Recycles pig iron in the finery of a similar device with syrodutnoy oven. The operation began with a load of charcoal and feed blast. After charcoal flared up near the nozzle, put iron ingots. Under the influence of high temperature iron melt, drop by drop trickled down, passed through the area against the lances and lost here of the carbon. As a result, the metal to thicken and from the molten state into a dough-like mass of low-carbon iron. This mass is lifted crowbars to a nozzle. Under the impact of the blast there was a further carbon burnout, and again settled to the bottom of the hearth metal quickly makes a soft, easily weldable. Gradually formed at the bottom of com - bloom weighing 50-100 kg and more, which are extracted from the crucible for forging under the hammer in order to compact it and extruding the molten slag. The whole process takes from 1 to 2 hours. The day finery could receive about 1 ton of metal, and the output of the finished ball iron amounted to 90-92% of the weight of iron. Quality ball iron was higher syrodutnogo, as it contained less slag.

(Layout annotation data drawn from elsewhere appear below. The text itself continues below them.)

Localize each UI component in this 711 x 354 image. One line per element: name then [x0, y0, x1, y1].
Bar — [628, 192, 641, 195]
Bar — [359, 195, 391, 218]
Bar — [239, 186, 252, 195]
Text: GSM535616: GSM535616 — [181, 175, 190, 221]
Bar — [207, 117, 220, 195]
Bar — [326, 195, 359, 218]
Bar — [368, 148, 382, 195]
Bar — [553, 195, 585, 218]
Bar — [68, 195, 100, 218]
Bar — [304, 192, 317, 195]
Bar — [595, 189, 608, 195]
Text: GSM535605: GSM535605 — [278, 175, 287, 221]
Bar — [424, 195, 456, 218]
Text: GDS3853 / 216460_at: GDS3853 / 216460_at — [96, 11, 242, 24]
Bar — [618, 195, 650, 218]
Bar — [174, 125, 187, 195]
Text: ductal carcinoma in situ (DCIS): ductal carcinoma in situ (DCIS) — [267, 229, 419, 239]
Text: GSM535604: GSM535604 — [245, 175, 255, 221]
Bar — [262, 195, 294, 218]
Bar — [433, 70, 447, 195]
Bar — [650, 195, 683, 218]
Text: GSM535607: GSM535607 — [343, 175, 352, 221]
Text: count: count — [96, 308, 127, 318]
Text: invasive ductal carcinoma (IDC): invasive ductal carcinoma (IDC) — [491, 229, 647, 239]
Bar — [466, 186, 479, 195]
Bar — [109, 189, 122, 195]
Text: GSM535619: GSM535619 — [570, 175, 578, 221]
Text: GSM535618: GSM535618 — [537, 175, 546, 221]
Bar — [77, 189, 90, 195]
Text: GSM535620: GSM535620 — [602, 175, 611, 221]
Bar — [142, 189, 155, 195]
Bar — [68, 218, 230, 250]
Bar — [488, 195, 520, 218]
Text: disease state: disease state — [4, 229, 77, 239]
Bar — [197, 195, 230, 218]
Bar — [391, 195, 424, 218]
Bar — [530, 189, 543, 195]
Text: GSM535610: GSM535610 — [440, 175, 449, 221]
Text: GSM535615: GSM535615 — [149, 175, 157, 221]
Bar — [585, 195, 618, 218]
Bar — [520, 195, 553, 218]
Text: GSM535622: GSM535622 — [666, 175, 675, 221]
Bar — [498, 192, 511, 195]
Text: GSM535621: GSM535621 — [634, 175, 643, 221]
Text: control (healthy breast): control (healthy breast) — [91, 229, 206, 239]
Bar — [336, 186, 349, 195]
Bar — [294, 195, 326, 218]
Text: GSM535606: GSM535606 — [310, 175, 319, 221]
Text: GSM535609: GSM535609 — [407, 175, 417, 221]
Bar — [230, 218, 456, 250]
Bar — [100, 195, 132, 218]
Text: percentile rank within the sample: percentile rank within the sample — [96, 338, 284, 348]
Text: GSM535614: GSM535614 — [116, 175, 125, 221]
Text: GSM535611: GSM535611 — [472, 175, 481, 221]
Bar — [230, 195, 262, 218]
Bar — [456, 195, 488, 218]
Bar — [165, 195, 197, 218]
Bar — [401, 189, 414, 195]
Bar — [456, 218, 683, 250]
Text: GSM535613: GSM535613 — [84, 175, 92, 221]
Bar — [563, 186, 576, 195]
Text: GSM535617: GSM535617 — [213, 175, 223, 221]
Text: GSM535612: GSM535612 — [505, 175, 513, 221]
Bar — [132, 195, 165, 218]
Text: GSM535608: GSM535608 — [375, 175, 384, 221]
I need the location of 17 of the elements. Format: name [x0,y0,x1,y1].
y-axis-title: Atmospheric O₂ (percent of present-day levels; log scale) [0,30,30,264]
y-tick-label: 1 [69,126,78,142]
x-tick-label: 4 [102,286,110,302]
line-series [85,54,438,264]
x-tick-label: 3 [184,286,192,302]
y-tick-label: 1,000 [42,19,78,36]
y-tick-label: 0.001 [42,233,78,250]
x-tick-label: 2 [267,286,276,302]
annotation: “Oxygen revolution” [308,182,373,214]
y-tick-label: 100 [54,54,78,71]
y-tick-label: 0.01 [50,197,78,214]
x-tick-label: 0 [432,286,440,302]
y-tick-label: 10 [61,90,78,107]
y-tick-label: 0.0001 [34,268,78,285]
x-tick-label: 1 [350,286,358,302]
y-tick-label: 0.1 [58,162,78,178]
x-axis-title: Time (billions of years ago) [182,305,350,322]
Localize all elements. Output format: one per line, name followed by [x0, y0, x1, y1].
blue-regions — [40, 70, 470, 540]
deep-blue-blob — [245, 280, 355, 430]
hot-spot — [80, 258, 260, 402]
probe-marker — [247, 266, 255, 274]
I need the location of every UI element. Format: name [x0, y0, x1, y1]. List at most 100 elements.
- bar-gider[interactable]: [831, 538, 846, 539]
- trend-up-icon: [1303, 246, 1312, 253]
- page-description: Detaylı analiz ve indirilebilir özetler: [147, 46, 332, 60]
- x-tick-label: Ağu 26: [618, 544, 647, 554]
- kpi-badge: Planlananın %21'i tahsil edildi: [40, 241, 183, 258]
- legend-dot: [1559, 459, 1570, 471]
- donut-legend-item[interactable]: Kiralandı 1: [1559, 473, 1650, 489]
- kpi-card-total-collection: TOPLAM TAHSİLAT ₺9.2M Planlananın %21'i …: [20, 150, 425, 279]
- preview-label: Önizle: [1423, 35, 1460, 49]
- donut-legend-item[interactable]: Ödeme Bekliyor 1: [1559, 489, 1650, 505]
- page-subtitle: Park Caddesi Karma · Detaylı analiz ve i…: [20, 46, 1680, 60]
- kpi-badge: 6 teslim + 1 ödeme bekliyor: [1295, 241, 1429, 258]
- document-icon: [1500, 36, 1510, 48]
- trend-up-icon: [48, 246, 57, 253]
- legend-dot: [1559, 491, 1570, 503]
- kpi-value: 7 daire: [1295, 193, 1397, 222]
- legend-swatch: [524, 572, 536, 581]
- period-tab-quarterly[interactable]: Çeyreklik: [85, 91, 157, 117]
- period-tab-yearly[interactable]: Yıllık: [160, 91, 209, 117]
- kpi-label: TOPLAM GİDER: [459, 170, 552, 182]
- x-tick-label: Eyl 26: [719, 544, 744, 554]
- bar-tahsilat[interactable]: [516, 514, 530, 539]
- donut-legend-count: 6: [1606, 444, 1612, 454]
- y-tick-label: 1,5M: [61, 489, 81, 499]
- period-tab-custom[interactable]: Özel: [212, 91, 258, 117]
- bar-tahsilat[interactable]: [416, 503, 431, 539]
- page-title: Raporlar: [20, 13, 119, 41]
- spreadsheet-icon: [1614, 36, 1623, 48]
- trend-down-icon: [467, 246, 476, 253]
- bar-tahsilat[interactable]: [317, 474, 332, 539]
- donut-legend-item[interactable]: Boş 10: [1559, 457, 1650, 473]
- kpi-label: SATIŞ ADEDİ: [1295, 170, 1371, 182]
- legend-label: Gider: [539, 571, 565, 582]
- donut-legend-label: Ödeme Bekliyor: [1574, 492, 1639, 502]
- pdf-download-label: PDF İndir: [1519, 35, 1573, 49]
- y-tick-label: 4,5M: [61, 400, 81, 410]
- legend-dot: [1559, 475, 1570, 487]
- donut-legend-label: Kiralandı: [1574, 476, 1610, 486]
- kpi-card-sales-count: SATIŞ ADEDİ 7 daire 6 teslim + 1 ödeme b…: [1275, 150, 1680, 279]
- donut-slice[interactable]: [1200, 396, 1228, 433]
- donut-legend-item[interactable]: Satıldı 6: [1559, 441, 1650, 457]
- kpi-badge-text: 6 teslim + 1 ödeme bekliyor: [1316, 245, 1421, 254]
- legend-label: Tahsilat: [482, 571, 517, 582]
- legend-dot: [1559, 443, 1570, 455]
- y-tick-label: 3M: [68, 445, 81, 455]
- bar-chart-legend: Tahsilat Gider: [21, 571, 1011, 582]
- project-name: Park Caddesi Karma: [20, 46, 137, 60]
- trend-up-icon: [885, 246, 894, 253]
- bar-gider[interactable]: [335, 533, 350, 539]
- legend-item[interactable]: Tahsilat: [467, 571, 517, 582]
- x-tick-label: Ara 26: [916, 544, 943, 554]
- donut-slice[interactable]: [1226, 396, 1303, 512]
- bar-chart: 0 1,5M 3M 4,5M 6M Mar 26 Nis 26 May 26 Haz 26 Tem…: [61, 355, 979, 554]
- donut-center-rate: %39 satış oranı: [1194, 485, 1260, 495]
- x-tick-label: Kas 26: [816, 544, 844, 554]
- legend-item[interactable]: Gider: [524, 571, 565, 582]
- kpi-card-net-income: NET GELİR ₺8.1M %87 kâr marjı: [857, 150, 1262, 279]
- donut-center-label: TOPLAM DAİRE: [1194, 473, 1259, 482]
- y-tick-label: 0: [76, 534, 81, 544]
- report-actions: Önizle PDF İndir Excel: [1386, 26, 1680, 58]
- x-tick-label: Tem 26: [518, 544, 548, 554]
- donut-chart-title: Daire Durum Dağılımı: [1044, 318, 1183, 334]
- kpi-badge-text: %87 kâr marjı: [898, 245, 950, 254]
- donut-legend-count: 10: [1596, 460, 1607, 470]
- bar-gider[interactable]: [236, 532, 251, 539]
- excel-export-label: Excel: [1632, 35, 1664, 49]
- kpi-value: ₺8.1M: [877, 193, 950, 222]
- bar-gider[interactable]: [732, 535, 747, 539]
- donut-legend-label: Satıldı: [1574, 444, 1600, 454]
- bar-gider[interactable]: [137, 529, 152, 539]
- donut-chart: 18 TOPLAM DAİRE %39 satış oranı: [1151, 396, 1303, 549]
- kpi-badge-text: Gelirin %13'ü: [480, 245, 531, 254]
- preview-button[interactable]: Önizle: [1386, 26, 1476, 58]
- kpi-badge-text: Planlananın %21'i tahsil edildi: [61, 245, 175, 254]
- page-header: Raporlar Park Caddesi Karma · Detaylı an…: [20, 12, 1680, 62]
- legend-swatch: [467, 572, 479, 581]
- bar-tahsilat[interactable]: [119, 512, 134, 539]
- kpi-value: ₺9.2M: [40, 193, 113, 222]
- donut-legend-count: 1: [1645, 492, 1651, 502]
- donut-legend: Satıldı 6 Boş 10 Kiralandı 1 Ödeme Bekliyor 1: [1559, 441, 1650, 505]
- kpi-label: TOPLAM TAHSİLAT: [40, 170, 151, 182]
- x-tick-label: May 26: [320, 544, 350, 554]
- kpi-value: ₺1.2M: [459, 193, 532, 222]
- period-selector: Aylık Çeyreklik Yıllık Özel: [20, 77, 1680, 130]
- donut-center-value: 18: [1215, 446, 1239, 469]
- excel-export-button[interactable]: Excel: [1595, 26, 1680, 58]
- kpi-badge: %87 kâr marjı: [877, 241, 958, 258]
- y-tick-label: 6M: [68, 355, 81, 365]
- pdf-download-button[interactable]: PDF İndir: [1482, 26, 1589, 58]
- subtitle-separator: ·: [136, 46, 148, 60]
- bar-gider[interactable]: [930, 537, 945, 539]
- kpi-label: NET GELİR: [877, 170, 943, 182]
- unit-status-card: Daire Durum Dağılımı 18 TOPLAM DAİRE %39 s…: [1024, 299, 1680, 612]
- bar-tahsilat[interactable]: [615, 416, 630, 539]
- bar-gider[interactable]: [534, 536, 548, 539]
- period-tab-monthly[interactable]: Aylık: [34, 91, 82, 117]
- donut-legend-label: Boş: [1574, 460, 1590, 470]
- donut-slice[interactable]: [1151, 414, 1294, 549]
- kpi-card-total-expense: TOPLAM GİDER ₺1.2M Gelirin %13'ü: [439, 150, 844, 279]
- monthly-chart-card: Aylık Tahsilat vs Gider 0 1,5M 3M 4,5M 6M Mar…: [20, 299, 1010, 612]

The transition from the single-stage (syrodutnogo) to the two-step process (domain and bloomery) allowed several times to raise the productivity of labor. The increased demand for the metal was satisfied. But soon Metallurgy met with difficulties of a different kind. iron smelting demanded a huge amount of fuel. For centuries, Europe was cut down many trees and destroyed thousands of hectares of forest. In some states, laws prohibiting uncontrolled felling were adopted. Especially sharply this question was in England. Due to the lack of charcoal the British were forced most of the iron they need to import from abroad. In 1619 Dodley first used in the smelting of coal. However, the widespread use of coal hampered the presence of sulfur, which prevents a good dressing of iron. Clean coal sulfur learned only in 1735, when Derby found a way to absorb the sulfur by means of quicklime in the thermal coal treatment in closed crucibles. Thus it was obtained a new reducing agent - coke.